Who Should Create Your Catalog? (1,113 words)
by Jack Schmid
One of the classic questions that catalog creative managers face is how to manage their creative dollars and resources most effectively and productively.
Small and medium-sized catalogs tend to outsource much of their creative effort and concentrate on the merchandising and marketing aspects of their business. Larger catalog companies typically develop their creative team inside because they know that they will produce six or eight or 10 books during the year and it's more productive and less expensive to own their staff and facilities. Even large catalogers, however, find occasions when they outsource certain projects or tasks to creative agencies or free-lancers.
Here are several examples of how large companies use outsourced creative resources:
• Re-designing an existing catalog.
• Creative concepting of new covers, page templates or a new masthead logotype.
• Relieving page overload. There are often times when there is more work than an internal creative staff can handle, but not enough to hire a new art director, desktop production person or copywriter.
• Critiquing catalog creative efforts.
• Developing new projects (see box at left).
Almost every cataloger will have the occasion to use outside creative talent. This article will identify outsourcing options and quantify how much one can expect to pay for quality creative talent.
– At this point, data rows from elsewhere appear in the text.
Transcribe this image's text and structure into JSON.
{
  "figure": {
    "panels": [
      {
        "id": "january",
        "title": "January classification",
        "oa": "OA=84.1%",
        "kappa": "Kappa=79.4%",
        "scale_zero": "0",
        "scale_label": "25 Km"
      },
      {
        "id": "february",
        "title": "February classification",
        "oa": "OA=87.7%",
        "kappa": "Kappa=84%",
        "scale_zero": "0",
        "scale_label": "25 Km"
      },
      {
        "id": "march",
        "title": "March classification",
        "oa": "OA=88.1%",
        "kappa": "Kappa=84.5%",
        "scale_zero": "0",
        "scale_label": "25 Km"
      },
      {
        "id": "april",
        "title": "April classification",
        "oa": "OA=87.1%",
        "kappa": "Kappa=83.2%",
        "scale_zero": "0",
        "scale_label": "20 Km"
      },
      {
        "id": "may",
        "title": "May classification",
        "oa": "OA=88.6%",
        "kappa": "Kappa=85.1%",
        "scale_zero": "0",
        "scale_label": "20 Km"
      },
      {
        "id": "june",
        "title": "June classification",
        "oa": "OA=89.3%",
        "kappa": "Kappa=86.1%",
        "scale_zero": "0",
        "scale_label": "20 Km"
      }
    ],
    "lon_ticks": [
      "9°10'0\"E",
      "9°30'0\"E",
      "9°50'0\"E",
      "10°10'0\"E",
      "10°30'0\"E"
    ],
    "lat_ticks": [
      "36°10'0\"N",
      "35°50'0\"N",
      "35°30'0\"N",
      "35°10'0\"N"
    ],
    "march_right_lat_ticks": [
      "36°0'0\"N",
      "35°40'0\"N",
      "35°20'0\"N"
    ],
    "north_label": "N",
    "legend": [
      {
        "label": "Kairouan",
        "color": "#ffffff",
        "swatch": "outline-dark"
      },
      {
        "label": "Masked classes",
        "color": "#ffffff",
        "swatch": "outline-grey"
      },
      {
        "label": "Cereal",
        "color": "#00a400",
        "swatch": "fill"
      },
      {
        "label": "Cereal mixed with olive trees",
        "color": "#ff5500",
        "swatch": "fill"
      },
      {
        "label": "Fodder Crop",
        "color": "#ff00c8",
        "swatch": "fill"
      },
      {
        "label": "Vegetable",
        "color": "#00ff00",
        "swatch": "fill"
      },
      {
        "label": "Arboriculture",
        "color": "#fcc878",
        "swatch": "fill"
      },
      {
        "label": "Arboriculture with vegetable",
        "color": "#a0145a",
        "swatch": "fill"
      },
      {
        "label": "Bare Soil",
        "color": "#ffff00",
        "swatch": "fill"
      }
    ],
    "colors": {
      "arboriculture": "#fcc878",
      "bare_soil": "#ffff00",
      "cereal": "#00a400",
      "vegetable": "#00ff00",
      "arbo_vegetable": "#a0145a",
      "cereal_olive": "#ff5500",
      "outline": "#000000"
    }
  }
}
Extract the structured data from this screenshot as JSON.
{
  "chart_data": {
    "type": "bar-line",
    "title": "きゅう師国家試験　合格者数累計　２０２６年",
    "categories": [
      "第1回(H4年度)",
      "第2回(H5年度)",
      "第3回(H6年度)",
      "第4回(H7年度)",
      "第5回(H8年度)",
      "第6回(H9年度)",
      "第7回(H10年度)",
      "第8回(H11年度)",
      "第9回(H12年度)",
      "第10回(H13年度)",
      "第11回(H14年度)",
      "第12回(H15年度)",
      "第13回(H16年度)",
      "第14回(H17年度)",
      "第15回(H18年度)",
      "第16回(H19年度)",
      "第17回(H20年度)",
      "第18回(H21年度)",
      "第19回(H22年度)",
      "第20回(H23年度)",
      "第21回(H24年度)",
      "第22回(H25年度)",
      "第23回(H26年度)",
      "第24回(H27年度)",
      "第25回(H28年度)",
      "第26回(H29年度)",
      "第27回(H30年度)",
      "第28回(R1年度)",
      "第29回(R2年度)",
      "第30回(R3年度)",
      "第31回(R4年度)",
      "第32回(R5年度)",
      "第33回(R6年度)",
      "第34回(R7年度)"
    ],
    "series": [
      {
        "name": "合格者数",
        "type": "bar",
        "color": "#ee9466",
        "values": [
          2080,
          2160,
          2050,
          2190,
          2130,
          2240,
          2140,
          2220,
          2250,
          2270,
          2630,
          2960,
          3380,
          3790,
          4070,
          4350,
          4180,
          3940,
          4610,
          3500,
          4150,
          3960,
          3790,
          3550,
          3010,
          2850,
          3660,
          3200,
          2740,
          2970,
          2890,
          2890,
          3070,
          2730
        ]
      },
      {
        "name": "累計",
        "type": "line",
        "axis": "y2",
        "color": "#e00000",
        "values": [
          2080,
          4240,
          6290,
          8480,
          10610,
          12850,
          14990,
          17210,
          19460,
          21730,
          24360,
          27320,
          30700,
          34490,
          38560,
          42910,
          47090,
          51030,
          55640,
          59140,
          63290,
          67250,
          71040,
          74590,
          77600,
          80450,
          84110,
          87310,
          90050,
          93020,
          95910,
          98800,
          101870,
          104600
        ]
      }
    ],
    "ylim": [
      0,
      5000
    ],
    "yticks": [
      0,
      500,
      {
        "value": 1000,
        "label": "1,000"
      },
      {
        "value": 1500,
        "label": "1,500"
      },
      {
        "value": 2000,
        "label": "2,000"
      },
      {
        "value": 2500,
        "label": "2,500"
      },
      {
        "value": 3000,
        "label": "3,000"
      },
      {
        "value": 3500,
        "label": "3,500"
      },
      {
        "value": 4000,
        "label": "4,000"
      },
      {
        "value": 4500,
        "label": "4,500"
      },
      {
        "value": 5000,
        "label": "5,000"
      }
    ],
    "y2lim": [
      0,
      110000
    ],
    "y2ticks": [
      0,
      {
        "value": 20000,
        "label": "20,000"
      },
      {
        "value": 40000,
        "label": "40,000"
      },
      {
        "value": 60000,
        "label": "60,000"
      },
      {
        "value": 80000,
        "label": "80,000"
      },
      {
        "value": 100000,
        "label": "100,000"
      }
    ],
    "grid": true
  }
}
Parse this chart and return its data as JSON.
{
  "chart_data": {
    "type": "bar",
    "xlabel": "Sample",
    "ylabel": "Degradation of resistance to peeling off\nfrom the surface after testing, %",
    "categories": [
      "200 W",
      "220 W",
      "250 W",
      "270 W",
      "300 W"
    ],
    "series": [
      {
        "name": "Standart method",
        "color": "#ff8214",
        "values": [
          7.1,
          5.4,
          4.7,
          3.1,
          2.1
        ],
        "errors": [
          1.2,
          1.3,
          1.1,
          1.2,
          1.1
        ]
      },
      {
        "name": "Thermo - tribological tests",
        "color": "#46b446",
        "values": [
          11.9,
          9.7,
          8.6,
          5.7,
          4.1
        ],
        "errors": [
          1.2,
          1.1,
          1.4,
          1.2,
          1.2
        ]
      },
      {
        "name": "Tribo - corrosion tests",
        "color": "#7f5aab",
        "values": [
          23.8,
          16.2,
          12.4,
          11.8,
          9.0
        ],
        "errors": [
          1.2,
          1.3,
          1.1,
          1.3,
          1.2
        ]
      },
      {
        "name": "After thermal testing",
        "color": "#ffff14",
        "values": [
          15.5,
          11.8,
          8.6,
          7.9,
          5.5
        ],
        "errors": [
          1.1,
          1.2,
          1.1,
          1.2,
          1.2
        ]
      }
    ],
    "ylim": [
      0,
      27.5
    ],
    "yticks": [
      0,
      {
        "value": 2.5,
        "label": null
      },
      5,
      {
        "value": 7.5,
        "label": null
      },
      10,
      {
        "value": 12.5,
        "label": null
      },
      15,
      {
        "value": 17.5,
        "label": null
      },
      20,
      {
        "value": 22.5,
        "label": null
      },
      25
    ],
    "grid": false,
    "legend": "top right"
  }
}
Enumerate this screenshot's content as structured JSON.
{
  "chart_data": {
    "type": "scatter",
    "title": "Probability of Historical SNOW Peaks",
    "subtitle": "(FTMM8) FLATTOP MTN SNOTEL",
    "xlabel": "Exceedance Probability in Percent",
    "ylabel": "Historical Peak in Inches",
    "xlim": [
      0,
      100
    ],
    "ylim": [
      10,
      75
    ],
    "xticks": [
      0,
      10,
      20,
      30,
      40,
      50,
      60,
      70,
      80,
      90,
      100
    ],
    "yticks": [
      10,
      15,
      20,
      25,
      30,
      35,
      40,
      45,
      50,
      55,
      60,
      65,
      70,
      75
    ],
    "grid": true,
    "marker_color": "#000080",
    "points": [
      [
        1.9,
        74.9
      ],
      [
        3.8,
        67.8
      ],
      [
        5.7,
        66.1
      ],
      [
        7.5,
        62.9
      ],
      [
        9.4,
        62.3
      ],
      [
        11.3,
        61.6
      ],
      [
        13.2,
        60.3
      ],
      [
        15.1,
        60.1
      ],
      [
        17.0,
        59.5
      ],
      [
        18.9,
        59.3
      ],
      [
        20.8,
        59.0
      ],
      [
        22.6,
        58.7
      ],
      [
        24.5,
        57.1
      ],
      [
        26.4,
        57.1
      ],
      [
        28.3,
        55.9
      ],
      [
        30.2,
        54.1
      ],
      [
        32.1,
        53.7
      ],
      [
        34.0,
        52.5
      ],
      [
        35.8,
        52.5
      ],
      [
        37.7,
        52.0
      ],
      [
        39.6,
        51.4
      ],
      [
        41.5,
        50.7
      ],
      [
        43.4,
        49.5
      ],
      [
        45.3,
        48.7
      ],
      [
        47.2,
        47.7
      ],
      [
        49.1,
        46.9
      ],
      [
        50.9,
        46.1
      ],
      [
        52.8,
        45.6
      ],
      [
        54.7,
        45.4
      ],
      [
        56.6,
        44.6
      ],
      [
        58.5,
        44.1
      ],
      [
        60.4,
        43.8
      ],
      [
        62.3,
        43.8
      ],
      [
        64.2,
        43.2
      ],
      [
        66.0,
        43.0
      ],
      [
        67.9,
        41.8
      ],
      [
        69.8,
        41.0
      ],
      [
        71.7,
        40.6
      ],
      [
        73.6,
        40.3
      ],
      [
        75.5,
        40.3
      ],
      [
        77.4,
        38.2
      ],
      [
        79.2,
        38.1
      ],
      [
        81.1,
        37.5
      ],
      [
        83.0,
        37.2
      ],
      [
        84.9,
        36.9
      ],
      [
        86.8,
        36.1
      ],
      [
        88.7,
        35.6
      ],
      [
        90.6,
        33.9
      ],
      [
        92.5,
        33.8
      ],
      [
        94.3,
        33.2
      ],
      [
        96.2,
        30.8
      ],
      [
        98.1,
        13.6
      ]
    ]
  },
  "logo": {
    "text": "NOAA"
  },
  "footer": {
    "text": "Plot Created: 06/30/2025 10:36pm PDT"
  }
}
The Catalog Creative Process
The Catalog Production chart on page 184 summarizes the creative execution and page production phases in the overall creative process. The overall five phases are:
I. Creative concepting and planning.
II. Creative execution.
III. Page production.
IV. Color separations and film.
V. Printing, binding and mailing.
This article will concentrate on the first three phases as defined above. There are lots of talented color separators and printers out there. Building a strong team concept with these two skill areas is critical to long-term fiscal health. We strongly recommend that every cataloger get a minimum of three bids for color separation and printing.